New Internationalist

Interview with Semantics King Jr

September 2006

who is bringing The Vision to Liberians

His clothes are drenched with sweat, his skin is burning, and his brain feels as if it’s being pierced with needles. In a one-room clinic in Buduburam Refugee Camp, Ghana, Semantics King Jr receives the news from the doctor that he’s been dreading for the past week. He has both malaria and typhoid: an expensive combination that will cost $20 to treat – money that he doesn’t have.

But the 27-year-old exiled Liberian is only momentarily downcast. He is used to going without treatment. Instead he has ploughed almost all of his money into The Vision, the camp newspaper he and fellow journalist Jos Garneo Cephas established in 2004.

And today King is going to celebrate. Nothing, he says, will stop him. For the May edition of The Vision is hitting the camp’s dusty streets: the two-year anniversary edition of the paper that has brought news to the refugee community under exceptional circumstances.

Located one hour from the Ghanaian capital, Accra, Buduburam is home to 42,000 Liberian refugees displaced over the last 15 years by war. The camp is a chaotic mass of bars and stalls, selling everything from make-up to TVs. The internet cafés and polished appearance of its inhabitants belie the overcrowding, the occasional cholera outbreaks, and the war that has killed so many Liberians.

‘Everyone at Buduburam is a victim of war,’ says King. ‘Our families have been torn apart by rape, murder and fear.’

King arrived here as a refugee in 2000 after being beaten, stabbed and thrown in a ditch following a controversial radio broadcast in the Liberian capital, Monrovia. He quickly realized that the refugees were without a news source about both their overcrowded camp and the war in their homeland. He also realized that, despite the camp’s much-vaunted appearance, Buduburam had a heavily stereotyped image in the Ghanaian media ‘as an AIDS-infested and crime-ridden blot and a training ground for mercenaries’.

To counteract this image, King battled to establish a paper that would bridge the communication gap between camp residents, the host community and the Ghanaian Government.

In May 2004, King and Cephas gathered enough funds to go to press. The Vision has been a central news source for Buduburam’s inhabitants ever since. King has worked 24 hours a day as reporter, editor and fundraiser – surviving only through the generosity of friends. With money he was given for food, he went straight to the internet café to search for donors. He had frequent bouts of malaria, but spent no money on treatment. The wages that Cephas has made through freelance reporting have paid for the paper’s publication.

As funds dried up, The Vision was forced out of print twice – for four months in early 2005, and again in October. ‘I was frustrated, disappointed and nearly gave up,’ says King, ‘but I felt I would have committed an unforgivable sin if I had left our vulnerable refugee population without an outlet.’

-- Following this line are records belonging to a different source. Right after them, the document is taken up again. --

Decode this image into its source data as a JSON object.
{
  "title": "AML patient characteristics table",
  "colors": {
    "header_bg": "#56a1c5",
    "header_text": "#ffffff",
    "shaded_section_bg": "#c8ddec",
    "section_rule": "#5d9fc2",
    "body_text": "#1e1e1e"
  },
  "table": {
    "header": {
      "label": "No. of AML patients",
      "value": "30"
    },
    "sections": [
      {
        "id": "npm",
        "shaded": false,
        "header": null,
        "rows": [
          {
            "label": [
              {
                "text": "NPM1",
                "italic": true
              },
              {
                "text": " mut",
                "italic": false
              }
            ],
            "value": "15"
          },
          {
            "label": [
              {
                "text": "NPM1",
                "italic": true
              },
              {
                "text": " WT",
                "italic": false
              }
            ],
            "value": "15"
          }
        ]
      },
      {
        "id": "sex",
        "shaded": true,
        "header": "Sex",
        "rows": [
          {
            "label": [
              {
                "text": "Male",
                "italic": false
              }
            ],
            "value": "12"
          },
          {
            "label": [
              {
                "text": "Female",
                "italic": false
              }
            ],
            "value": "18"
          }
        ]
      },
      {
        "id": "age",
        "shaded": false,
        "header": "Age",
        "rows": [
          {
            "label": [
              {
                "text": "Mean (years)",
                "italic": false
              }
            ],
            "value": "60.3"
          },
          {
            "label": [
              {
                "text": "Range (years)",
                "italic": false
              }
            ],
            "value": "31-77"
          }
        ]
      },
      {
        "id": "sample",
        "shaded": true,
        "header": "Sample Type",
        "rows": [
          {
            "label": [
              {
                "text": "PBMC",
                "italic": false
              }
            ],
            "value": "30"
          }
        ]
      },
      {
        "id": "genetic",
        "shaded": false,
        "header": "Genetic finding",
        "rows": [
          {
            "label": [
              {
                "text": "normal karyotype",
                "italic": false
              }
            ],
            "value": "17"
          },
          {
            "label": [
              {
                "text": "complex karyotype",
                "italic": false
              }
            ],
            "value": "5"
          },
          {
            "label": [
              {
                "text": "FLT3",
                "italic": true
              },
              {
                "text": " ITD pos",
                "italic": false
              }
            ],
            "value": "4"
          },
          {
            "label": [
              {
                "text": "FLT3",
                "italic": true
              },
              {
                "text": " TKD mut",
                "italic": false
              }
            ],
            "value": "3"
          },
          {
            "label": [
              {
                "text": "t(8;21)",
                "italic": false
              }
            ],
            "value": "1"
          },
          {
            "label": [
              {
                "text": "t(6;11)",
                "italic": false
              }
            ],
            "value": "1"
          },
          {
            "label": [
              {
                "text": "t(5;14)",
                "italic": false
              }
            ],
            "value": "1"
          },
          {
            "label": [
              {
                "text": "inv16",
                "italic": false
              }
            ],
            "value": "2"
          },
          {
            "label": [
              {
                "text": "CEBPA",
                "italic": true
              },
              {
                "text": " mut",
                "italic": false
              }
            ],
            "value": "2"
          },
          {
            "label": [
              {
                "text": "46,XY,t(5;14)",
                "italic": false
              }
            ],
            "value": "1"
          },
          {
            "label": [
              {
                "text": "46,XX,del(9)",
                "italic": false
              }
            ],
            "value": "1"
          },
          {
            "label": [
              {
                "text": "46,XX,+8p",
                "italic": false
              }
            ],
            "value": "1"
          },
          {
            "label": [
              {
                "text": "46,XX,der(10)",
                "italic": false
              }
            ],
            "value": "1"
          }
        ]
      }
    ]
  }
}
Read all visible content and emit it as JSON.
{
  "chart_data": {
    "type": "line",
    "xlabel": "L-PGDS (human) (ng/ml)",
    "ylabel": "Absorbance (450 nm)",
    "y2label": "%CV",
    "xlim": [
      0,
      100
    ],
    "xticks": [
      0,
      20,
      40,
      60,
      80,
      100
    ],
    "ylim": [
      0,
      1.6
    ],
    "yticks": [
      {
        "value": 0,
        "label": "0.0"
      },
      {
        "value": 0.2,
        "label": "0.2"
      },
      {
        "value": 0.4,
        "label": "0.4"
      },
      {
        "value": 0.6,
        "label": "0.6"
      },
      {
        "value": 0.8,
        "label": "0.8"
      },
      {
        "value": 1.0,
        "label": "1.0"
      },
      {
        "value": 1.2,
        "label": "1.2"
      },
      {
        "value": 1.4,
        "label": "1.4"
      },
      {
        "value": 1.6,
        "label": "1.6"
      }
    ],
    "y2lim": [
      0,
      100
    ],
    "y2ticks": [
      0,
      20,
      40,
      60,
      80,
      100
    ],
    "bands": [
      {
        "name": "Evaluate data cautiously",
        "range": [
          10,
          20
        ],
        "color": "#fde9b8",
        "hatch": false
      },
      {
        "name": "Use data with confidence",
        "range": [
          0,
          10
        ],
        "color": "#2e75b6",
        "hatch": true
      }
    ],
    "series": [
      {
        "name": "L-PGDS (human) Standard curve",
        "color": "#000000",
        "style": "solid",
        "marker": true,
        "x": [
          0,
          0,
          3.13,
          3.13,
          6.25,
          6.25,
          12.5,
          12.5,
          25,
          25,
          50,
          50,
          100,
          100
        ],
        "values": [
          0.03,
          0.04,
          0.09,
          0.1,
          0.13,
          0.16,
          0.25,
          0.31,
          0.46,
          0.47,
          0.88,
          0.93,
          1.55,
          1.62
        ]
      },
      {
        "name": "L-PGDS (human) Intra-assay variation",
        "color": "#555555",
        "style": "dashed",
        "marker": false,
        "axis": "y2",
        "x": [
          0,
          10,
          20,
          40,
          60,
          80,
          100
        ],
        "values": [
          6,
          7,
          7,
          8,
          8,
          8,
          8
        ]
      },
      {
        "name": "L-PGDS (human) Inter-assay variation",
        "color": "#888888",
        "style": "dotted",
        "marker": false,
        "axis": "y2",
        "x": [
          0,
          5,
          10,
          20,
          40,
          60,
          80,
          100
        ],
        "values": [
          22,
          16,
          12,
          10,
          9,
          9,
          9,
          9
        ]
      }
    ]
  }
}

This kind of dedication has inspired volunteers to sacrifice any vestige of economic stability and work with King for free. ‘They are all refugees. I worry about them… how are they going to eat?’ Despite huge obstacles, King and his team of eight reporters have succeeded in providing impressive human rights reporting: securing the release of illegally imprisoned Liberians, uncovering the misappropriation of camp funds by officials, and exposing the brutal treatment of Liberians attempting to leave the Krisan Refugee Camp in western Ghana.

Now, as a cautious but optimistic peace is presided over by new Liberian President Ellen Johnson-Sirleaf, King and his team are planning to move The Vision to Liberia next year.

When this happens, the paper will be the only publication in the country which deals exclusively with human rights issues.

King – whose own father was brutally murdered by former president Charles Taylor’s rebel soldiers – says: ‘The fear of going back is there, but if we are to have a real democracy and heal our nation, we need a vociferous media. That’s why I’m bringing The Vision home.’

The move will also reunite King with a family he believed to be dead. In 2004, when the first batch of refugees returned to Liberia from Buduburam, King distributed copies of The Vision. Incredibly, one fell into the hands of his mother. Now, for the first time since the age of 12, a jubilant King will soon see his family. ‘Thinking about it makes me forget that I’m sick,’ he declares. ‘The minute I get off that plane, I’m going to kiss the ground – kiss Liberia.’